Focus: Investment Arbitration

Leaders in the Expansive and Restrictive Interpretation of Investment Treaties: A Descriptive Study of ISDS Awards to 2010

Abstract

This article provides an empirical analysis of interpretive discretion in investor–state dispute settlement (ISDS). Since the late 1990s, foreign investors have brought hundreds of investment treaty claims against states, leading to numerous awards in which arbitrators have interpreted investment treaties. Arbitrators may resolve ambiguities in the treaties in expansive or restrictive ways, thereby affecting the compensatory promise of ISDS for foreign investors and corresponding risks for states. Which arbitrators have contributed most to expansive or restrictive approaches?
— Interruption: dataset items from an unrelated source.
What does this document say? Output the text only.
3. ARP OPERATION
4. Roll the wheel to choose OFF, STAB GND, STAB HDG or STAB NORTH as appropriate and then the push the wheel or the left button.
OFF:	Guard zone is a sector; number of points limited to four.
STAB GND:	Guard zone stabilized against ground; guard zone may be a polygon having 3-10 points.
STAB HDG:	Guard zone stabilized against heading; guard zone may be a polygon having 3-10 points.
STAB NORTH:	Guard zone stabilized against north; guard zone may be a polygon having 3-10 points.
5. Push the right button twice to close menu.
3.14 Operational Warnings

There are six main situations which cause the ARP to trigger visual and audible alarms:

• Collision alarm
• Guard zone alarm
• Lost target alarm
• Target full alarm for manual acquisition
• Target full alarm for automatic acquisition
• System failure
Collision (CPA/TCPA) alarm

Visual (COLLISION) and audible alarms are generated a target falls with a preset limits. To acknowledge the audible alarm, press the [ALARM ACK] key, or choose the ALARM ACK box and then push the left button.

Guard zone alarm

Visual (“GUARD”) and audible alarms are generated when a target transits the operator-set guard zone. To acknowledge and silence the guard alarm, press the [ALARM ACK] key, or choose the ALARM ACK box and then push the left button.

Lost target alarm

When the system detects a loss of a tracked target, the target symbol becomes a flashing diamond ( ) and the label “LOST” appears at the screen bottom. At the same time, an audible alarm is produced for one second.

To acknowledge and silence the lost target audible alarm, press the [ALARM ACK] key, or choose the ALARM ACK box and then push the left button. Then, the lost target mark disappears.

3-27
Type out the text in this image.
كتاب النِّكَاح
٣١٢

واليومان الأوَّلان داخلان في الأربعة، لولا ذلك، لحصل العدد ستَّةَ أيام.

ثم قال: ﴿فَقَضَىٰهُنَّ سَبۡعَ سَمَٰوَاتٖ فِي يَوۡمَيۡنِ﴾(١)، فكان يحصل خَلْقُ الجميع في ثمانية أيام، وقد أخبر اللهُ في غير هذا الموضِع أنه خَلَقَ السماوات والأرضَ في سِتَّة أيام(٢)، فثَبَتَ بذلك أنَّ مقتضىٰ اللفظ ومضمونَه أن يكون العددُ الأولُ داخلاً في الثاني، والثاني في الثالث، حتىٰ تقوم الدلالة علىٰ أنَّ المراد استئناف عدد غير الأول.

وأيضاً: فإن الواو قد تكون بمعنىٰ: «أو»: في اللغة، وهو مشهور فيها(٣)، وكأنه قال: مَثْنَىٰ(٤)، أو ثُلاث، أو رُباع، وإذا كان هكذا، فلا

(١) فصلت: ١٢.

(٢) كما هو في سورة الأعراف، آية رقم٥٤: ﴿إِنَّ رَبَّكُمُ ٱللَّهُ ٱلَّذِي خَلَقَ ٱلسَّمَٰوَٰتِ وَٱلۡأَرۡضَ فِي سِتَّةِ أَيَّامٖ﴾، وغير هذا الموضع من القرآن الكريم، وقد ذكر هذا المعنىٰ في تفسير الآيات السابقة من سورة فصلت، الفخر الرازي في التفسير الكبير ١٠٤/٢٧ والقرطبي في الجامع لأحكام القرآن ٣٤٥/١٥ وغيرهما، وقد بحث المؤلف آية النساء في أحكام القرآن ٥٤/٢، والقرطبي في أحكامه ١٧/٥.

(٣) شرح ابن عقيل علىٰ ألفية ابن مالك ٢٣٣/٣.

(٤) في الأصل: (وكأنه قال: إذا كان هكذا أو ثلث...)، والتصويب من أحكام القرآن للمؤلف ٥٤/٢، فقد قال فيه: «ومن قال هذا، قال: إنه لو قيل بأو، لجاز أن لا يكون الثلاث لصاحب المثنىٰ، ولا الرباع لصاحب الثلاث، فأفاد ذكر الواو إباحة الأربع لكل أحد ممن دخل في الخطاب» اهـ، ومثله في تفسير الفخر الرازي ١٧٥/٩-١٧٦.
To examine this question, data was analysed on arbitrators’ resolutions of contested legal issues, such as the permissibility of parallel or minority shareholder claims and the scope of concepts of investment, fair and equitable treatment, full protection and security and indirect expropriation. The analysis allows for rankings of arbitrators and tentative descriptive findings identifying a small group of individuals as the leading contributors to expansive resolutions and one individual as the leading contributor to restrictive resolutions. The analysis reveals how interpretive discretion impacted relevant legal aspects of ISDS in its first two decades and supplements other research on ISDS arbitrator behaviour.